Эта фраза оседает у меня в сердце так, как я совсем не ожидала.
– Ну конечно же мне не все равно. – Я переношу вес с одной ноги на другую, пробегаюсь рукой по лямке сумки. – То, что мы расстались, вовсе не значит, что мне все равно. Я забочусь обо всех своих бывших.
В ответ на это я получаю полуулыбку. Ему нравится, что я подыгрываю. Он тянется за своими ключами – по крайней мере, так мне кажется, пока вместо этого его рука не приземляется на мое запястье. Клянусь, это происходит в замедленном движении: он оттягивает резинку для волос, которую я обмотала вокруг запястья, и отпускает.
Боль от щипка тут же пропадает, но по телу проходит чудовищная рябь. Я бы целиком замотала руки резинками, если бы это гарантировало, что он сделает это снова.
Когда он говорит, его голос ниже обычного.
– Мне нравится, когда ты распускаешь их, – говорит он, и я инстинктивно хватаюсь за волосы. Я так торопилась, что совсем забыла собрать их в пучок. – Знаю, ты все время носишь хвост, и он мне тоже нравится, но вот так… так мне нравится гораздо больше.
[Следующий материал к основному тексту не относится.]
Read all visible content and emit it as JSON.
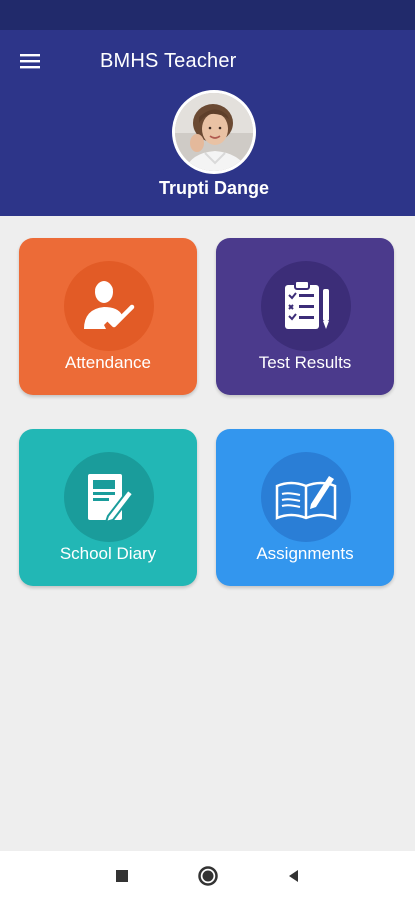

– Они очень грубые, – говорю я, изумившись тому, что вообще способна издавать звуки. – Все никак не могут решить, виться им или быть прямыми. Поэтому я ношу хвост.
Он скользит рукой по моим волосам, и о боже. Я придвигаюсь ближе, а его пальцы теряются в моих путаных, не то вьющихся, не то прямых волосах, поглаживая кожу головы. Я вдыхаю его землистый, пьянящий запах. Господи, давно меня уже так никто не трогал, пускай это, наверное, и не считается, учитывая, что он мой соведущий / псевдобывший / потенциальный друг. И он пьян. Может быть, с Трезвым Домиником и весело, но этого он в жизни не сделает.